In my dreams, I guess.

8 thoughts on “Thoughts on the “How I Met Your Mother” Finale

  1. I stopped watching the show early on, but it seems to me that you would need a very good reason for spending eight times longer on the circumstances leading up to the meeting than on the meeting itself. The narrator having moved on fits the bill.

    And you’ve touched on a pet peeve of mine here: the creators have probably spent more time living with and caring about these characters than anyone alive. If you didn’t care for how they ended their story–their story, not yours–it was not because they chose at this crucial moment to give you the middle finger.

  2. Rereading my comment. Sorry if my tone is a little more biting than I intended. I use the internet as practice for writing professional emails.

  3. No worries. :)

    Yeah, in a sense I’m always willing to concede ownership of the characters to the people who created them, and I know it’s their story and it’s their prereogative to end it how they want. But stories are written for an audience, and an audience gets invested in a story and the characters, and in my opinion the ending for the characters was just not earned. The creators were allowed to end it how they wanted, but as an audience member I’m allowed to be unhappy with how they did it.

  4. I hear you. My beef is less with the assessment of the authors’ needs vs. the audience’s–they can be very different–and more with the feeling that they chose the ending they did out of spite and not out of conviction. Perhaps that’s what happened for the Dexter finale, where the network dictated the terms of the ending and the writers apparently held their noses while executing it, but under most circumstances I think that’s an unfair and hurtful allegation. They did it this way hoping that most people would like it, and are presumably disappointed and upset with the response.

    If I’m a little fixated on that point, I went through a similar situation a couple of years ago with the third Mass Effect game, which tried an Inception-like ambiguous ending after three (40-hour plus) games of straightforward space opera. People lost their shit in much the same way, but given that they were exclusively game nerds, they pressed the issue to the point that the company had to stop everything and redo the ending, and they still weren’t satisfied after that. I came away from that experience with a little more respect for what creators have to go through, and some determination to try to appreciate things for their merits before dwelling on what’s wrong with them (at least assuming they aren’t clearly vacuous cash grabs). Which is hard for me!

  5. I definitely don’t think they did it out of spite – I don’t think they intentionally gave a middle finger to the audience. And in fact some people seem to have liked the ending. I just feel like they didn’t lay the emotional groundwork for the ending they wanted and gave us. There’s a way in which their desired ending could have worked — if they had given us a chance to actually mourn the mother, even just a few minutes of a montage of Ted mourning her and later moving on might have helped. As it happened onscreen, it was more like, “Okay dad, stop talking about our boring dead mom and go be with Aunt Robin.” It was just callous.
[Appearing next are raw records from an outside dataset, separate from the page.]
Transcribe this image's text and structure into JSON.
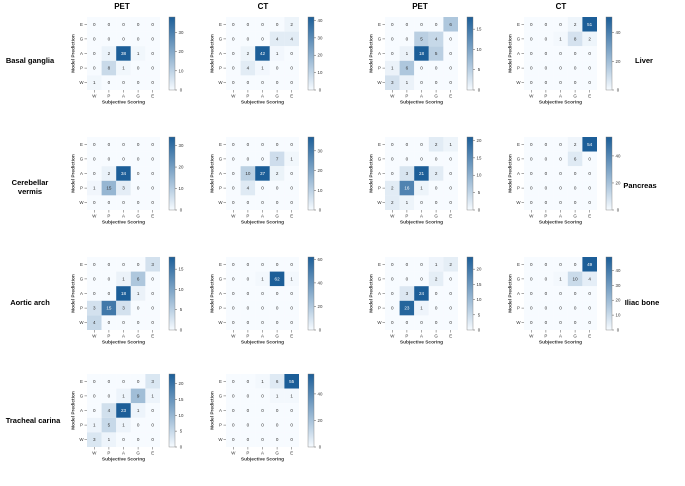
{
  "column_headers": [
    "PET",
    "CT",
    "PET",
    "CT"
  ],
  "region_labels": [
    {
      "text": "Basal ganglia"
    },
    {
      "text": "Cerebellar vermis"
    },
    {
      "text": "Aortic arch"
    },
    {
      "text": "Tracheal carina"
    },
    {
      "text": "Liver"
    },
    {
      "text": "Pancreas"
    },
    {
      "text": "Iliac bone"
    }
  ],
  "colors": {
    "low": "#f7fbff",
    "high": "#1c5e98",
    "text": "#333333"
  },
  "chart_data": [
    {
      "type": "heatmap",
      "id": "basal-ganglia-pet",
      "region": "Basal ganglia",
      "modality": "PET",
      "xlabel": "Subjective Scoring",
      "ylabel": "Model Prediction",
      "x_categories": [
        "W",
        "P",
        "A",
        "G",
        "E"
      ],
      "y_categories": [
        "E",
        "G",
        "A",
        "P",
        "W"
      ],
      "values": [
        [
          0,
          0,
          0,
          0,
          0
        ],
        [
          0,
          0,
          0,
          0,
          0
        ],
        [
          0,
          2,
          38,
          1,
          0
        ],
        [
          0,
          8,
          1,
          0,
          0
        ],
        [
          1,
          0,
          0,
          0,
          0
        ]
      ],
      "colorbar": {
        "max": 38,
        "ticks": [
          0,
          10,
          20,
          30
        ]
      }
    },
    {
      "type": "heatmap",
      "id": "basal-ganglia-ct",
      "region": "Basal ganglia",
      "modality": "CT",
      "xlabel": "Subjective Scoring",
      "ylabel": "Model Prediction",
      "x_categories": [
        "W",
        "P",
        "A",
        "G",
        "E"
      ],
      "y_categories": [
        "E",
        "G",
        "A",
        "P",
        "W"
      ],
      "values": [
        [
          0,
          0,
          0,
          0,
          2
        ],
        [
          0,
          0,
          0,
          4,
          4
        ],
        [
          0,
          2,
          42,
          1,
          0
        ],
        [
          0,
          4,
          1,
          0,
          0
        ],
        [
          0,
          0,
          0,
          0,
          0
        ]
      ],
      "colorbar": {
        "max": 42,
        "ticks": [
          0,
          10,
          20,
          30,
          40
        ]
      }
    },
    {
      "type": "heatmap",
      "id": "liver-pet",
      "region": "Liver",
      "modality": "PET",
      "xlabel": "Subjective Scoring",
      "ylabel": "Model Prediction",
      "x_categories": [
        "W",
        "P",
        "A",
        "G",
        "E"
      ],
      "y_categories": [
        "E",
        "G",
        "A",
        "P",
        "W"
      ],
      "values": [
        [
          0,
          0,
          0,
          0,
          6
        ],
        [
          0,
          0,
          5,
          4,
          0
        ],
        [
          0,
          1,
          18,
          5,
          0
        ],
        [
          1,
          6,
          0,
          0,
          0
        ],
        [
          3,
          1,
          0,
          0,
          0
        ]
      ],
      "colorbar": {
        "max": 18,
        "ticks": [
          0,
          5,
          10,
          15
        ]
      }
    },
    {
      "type": "heatmap",
      "id": "liver-ct",
      "region": "Liver",
      "modality": "CT",
      "xlabel": "Subjective Scoring",
      "ylabel": "Model Prediction",
      "x_categories": [
        "W",
        "P",
        "A",
        "G",
        "E"
      ],
      "y_categories": [
        "E",
        "G",
        "A",
        "P",
        "W"
      ],
      "values": [
        [
          0,
          0,
          0,
          2,
          51
        ],
        [
          0,
          0,
          1,
          8,
          2
        ],
        [
          0,
          0,
          0,
          0,
          0
        ],
        [
          0,
          0,
          0,
          0,
          0
        ],
        [
          0,
          0,
          0,
          0,
          0
        ]
      ],
      "colorbar": {
        "max": 51,
        "ticks": [
          0,
          20,
          40
        ]
      }
    },
    {
      "type": "heatmap",
      "id": "cerebellar-vermis-pet",
      "region": "Cerebellar vermis",
      "modality": "PET",
      "xlabel": "Subjective Scoring",
      "ylabel": "Model Prediction",
      "x_categories": [
        "W",
        "P",
        "A",
        "G",
        "E"
      ],
      "y_categories": [
        "E",
        "G",
        "A",
        "P",
        "W"
      ],
      "values": [
        [
          0,
          0,
          0,
          0,
          0
        ],
        [
          0,
          0,
          0,
          0,
          0
        ],
        [
          0,
          2,
          34,
          0,
          0
        ],
        [
          1,
          15,
          3,
          0,
          0
        ],
        [
          0,
          0,
          0,
          0,
          0
        ]
      ],
      "colorbar": {
        "max": 34,
        "ticks": [
          0,
          10,
          20,
          30
        ]
      }
    },
    {
      "type": "heatmap",
      "id": "cerebellar-vermis-ct",
      "region": "Cerebellar vermis",
      "modality": "CT",
      "xlabel": "Subjective Scoring",
      "ylabel": "Model Prediction",
      "x_categories": [
        "W",
        "P",
        "A",
        "G",
        "E"
      ],
      "y_categories": [
        "E",
        "G",
        "A",
        "P",
        "W"
      ],
      "values": [
        [
          0,
          0,
          0,
          0,
          0
        ],
        [
          0,
          0,
          0,
          7,
          1
        ],
        [
          0,
          10,
          37,
          2,
          0
        ],
        [
          0,
          4,
          0,
          0,
          0
        ],
        [
          0,
          0,
          0,
          0,
          0
        ]
      ],
      "colorbar": {
        "max": 37,
        "ticks": [
          0,
          10,
          20,
          30
        ]
      }
    },
    {
      "type": "heatmap",
      "id": "pancreas-pet",
      "region": "Pancreas",
      "modality": "PET",
      "xlabel": "Subjective Scoring",
      "ylabel": "Model Prediction",
      "x_categories": [
        "W",
        "P",
        "A",
        "G",
        "E"
      ],
      "y_categories": [
        "E",
        "G",
        "A",
        "P",
        "W"
      ],
      "values": [
        [
          0,
          0,
          0,
          2,
          1
        ],
        [
          0,
          0,
          0,
          0,
          0
        ],
        [
          0,
          3,
          21,
          2,
          0
        ],
        [
          2,
          16,
          1,
          0,
          0
        ],
        [
          2,
          1,
          0,
          0,
          0
        ]
      ],
      "colorbar": {
        "max": 21,
        "ticks": [
          0,
          5,
          10,
          15,
          20
        ]
      }
    },
    {
      "type": "heatmap",
      "id": "pancreas-ct",
      "region": "Pancreas",
      "modality": "CT",
      "xlabel": "Subjective Scoring",
      "ylabel": "Model Prediction",
      "x_categories": [
        "W",
        "P",
        "A",
        "G",
        "E"
      ],
      "y_categories": [
        "E",
        "G",
        "A",
        "P",
        "W"
      ],
      "values": [
        [
          0,
          0,
          0,
          2,
          54
        ],
        [
          0,
          0,
          0,
          6,
          0
        ],
        [
          0,
          0,
          0,
          0,
          0
        ],
        [
          0,
          0,
          0,
          0,
          0
        ],
        [
          0,
          0,
          0,
          0,
          0
        ]
      ],
      "colorbar": {
        "max": 54,
        "ticks": [
          0,
          20,
          40
        ]
      }
    },
    {
      "type": "heatmap",
      "id": "aortic-arch-pet",
      "region": "Aortic arch",
      "modality": "PET",
      "xlabel": "Subjective Scoring",
      "ylabel": "Model Prediction",
      "x_categories": [
        "W",
        "P",
        "A",
        "G",
        "E"
      ],
      "y_categories": [
        "E",
        "G",
        "A",
        "P",
        "W"
      ],
      "values": [
        [
          0,
          0,
          0,
          0,
          3
        ],
        [
          0,
          0,
          1,
          6,
          0
        ],
        [
          0,
          0,
          18,
          1,
          0
        ],
        [
          3,
          15,
          3,
          0,
          0
        ],
        [
          4,
          0,
          0,
          0,
          0
        ]
      ],
      "colorbar": {
        "max": 18,
        "ticks": [
          0,
          5,
          10,
          15
        ]
      }
    },
    {
      "type": "heatmap",
      "id": "aortic-arch-ct",
      "region": "Aortic arch",
      "modality": "CT",
      "xlabel": "Subjective Scoring",
      "ylabel": "Model Prediction",
      "x_categories": [
        "W",
        "P",
        "A",
        "G",
        "E"
      ],
      "y_categories": [
        "E",
        "G",
        "A",
        "P",
        "W"
      ],
      "values": [
        [
          0,
          0,
          0,
          0,
          0
        ],
        [
          0,
          0,
          1,
          62,
          1
        ],
        [
          0,
          0,
          0,
          0,
          0
        ],
        [
          0,
          0,
          0,
          0,
          0
        ],
        [
          0,
          0,
          0,
          0,
          0
        ]
      ],
      "colorbar": {
        "max": 62,
        "ticks": [
          0,
          20,
          40,
          60
        ]
      }
    },
    {
      "type": "heatmap",
      "id": "iliac-bone-pet",
      "region": "Iliac bone",
      "modality": "PET",
      "xlabel": "Subjective Scoring",
      "ylabel": "Model Prediction",
      "x_categories": [
        "W",
        "P",
        "A",
        "G",
        "E"
      ],
      "y_categories": [
        "E",
        "G",
        "A",
        "P",
        "W"
      ],
      "values": [
        [
          0,
          0,
          0,
          1,
          2
        ],
        [
          0,
          0,
          0,
          2,
          0
        ],
        [
          0,
          3,
          24,
          0,
          0
        ],
        [
          0,
          23,
          1,
          0,
          0
        ],
        [
          0,
          0,
          0,
          0,
          0
        ]
      ],
      "colorbar": {
        "max": 24,
        "ticks": [
          0,
          5,
          10,
          15,
          20,
          25
        ]
      }
    },
    {
      "type": "heatmap",
      "id": "iliac-bone-ct",
      "region": "Iliac bone",
      "modality": "CT",
      "xlabel": "Subjective Scoring",
      "ylabel": "Model Prediction",
      "x_categories": [
        "W",
        "P",
        "A",
        "G",
        "E"
      ],
      "y_categories": [
        "E",
        "G",
        "A",
        "P",
        "W"
      ],
      "values": [
        [
          0,
          0,
          0,
          0,
          49
        ],
        [
          0,
          0,
          1,
          10,
          4
        ],
        [
          0,
          0,
          0,
          0,
          0
        ],
        [
          0,
          0,
          0,
          0,
          0
        ],
        [
          0,
          0,
          0,
          0,
          0
        ]
      ],
      "colorbar": {
        "max": 49,
        "ticks": [
          0,
          10,
          20,
          30,
          40
        ]
      }
    },
    {
      "type": "heatmap",
      "id": "tracheal-carina-pet",
      "region": "Tracheal carina",
      "modality": "PET",
      "xlabel": "Subjective Scoring",
      "ylabel": "Model Prediction",
      "x_categories": [
        "W",
        "P",
        "A",
        "G",
        "E"
      ],
      "y_categories": [
        "E",
        "G",
        "A",
        "P",
        "W"
      ],
      "values": [
        [
          0,
          0,
          0,
          0,
          3
        ],
        [
          0,
          0,
          1,
          9,
          1
        ],
        [
          0,
          4,
          23,
          1,
          0
        ],
        [
          1,
          5,
          1,
          0,
          0
        ],
        [
          3,
          1,
          0,
          0,
          0
        ]
      ],
      "colorbar": {
        "max": 23,
        "ticks": [
          0,
          5,
          10,
          15,
          20,
          25
        ]
      }
    },
    {
      "type": "heatmap",
      "id": "tracheal-carina-ct",
      "region": "Tracheal carina",
      "modality": "CT",
      "xlabel": "Subjective Scoring",
      "ylabel": "Model Prediction",
      "x_categories": [
        "W",
        "P",
        "A",
        "G",
        "E"
      ],
      "y_categories": [
        "E",
        "G",
        "A",
        "P",
        "W"
      ],
      "values": [
        [
          0,
          0,
          1,
          6,
          55
        ],
        [
          0,
          0,
          0,
          1,
          1
        ],
        [
          0,
          0,
          0,
          0,
          0
        ],
        [
          0,
          0,
          0,
          0,
          0
        ],
        [
          0,
          0,
          0,
          0,
          0
        ]
      ],
      "colorbar": {
        "max": 55,
        "ticks": [
          0,
          20,
          40
        ]
      }
    }
  ]
}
It just failed emotionally and aesthetically. I don’t think they did it on purpose.

  6. I think (again, based entirely on second-hand reports) that if Robin was going to spend several seasons developing a relationship with another character, it should not have been a central character that the audience was invested in if this was the ultimate plan. It’s one thing to create an uplifting message about moving on, and quite another to create a lot of collateral damage in the process.

    Anyway. This sounds to me like the kind of plot development that will be more appreciated with the passage of time–if it was locked in when the scene with the kids was recorded years ago, it’s presumably foreshadowed in ways that no one’s yet noticed. Maybe I’ll binge-watch it with this in mind.